Adaptive Sampling Parameters

Adaptive Sampling - Stops sampling pixels that reach a specified noise threshold. This lets the kernel focus its processing on areas that still need refinement.

Min. Adaptive Samples - Specifies the minimum number of samples to calculate before Adaptive Sampling kicks in. The pixel's noise estimate has a large initial error. If you set the noise threshold to a high value, then you should set Min. Adaptive Samples to a high value to avoid artifacts.

Noise Threshold - When Adaptive Sampling is enabled, Noise Threshold specifies the smallest relative noise level. When a pixel's noise estimate is less than this value, OctaneRender® turns off sampling for this pixel. Good values are in the range of 0.01 - 0.03. The default is 0.02, which is pretty clean.
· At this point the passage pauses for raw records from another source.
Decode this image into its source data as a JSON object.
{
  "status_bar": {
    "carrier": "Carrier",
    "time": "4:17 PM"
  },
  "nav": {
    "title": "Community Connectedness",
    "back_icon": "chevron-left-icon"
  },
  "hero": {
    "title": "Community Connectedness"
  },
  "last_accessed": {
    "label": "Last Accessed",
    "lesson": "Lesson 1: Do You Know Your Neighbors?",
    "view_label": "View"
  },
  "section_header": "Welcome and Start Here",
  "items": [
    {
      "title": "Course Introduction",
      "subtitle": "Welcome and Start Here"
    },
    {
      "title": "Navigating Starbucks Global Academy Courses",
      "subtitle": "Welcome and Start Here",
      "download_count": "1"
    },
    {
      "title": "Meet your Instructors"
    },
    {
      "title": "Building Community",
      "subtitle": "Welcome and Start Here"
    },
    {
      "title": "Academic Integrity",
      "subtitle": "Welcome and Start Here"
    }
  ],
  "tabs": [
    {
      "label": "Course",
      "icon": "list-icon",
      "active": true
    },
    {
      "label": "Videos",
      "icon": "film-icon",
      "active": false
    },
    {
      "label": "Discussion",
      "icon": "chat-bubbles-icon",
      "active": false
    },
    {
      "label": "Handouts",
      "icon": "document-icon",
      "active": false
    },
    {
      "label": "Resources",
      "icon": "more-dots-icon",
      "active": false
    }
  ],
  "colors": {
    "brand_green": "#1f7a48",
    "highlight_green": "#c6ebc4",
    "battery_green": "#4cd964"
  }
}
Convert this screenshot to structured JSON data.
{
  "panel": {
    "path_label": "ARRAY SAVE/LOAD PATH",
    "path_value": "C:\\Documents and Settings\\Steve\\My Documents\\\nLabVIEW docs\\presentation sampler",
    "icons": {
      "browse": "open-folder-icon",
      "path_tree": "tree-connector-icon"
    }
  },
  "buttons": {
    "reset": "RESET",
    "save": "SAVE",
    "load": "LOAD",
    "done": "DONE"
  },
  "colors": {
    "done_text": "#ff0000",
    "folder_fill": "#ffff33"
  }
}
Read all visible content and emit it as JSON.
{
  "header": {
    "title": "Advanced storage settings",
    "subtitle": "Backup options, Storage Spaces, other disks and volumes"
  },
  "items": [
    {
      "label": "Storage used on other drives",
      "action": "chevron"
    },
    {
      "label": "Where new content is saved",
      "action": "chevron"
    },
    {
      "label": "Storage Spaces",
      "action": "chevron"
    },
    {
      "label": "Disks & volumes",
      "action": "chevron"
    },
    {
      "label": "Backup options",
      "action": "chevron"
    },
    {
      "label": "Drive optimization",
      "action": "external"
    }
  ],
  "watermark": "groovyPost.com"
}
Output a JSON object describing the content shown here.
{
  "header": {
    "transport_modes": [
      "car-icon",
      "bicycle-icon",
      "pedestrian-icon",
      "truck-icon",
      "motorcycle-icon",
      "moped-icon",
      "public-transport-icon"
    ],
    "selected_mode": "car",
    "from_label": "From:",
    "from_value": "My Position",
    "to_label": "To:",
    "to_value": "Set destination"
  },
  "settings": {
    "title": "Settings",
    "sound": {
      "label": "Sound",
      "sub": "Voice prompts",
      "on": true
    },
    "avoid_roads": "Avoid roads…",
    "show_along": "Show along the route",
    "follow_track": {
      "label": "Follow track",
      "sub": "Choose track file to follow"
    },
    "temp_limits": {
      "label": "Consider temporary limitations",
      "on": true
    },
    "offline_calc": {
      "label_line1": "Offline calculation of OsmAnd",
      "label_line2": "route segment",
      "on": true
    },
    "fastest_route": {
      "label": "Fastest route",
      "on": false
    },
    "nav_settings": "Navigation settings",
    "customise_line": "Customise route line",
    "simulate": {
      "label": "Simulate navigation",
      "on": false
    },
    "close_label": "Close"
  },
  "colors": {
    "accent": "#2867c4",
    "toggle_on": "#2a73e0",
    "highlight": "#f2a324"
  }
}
Group Pixels - When Adaptive Sampling is enabled, Group Pixels specifies the number of pixels that are handled together. If all pixels of a group reach the noise level, sampling stops for all of these pixels.

Expected Exposure - This parameter's value should be about the same value as the image exposure, otherwise set it to 0 (the default value) to ignore these settings. Adaptive Sampling uses this parameter to determine what pixels are bright and dark. This depends on the exposure setting in the Octane Imager. If the value is not 0, Adaptive Sampling adjusts the noise estimate of very dark areas of the image. It also increases the Min. Adaptive Samples limit for very dark areas, because they tend to find paths to light sources irregularly, resulting in an over-optimistic noise estimate.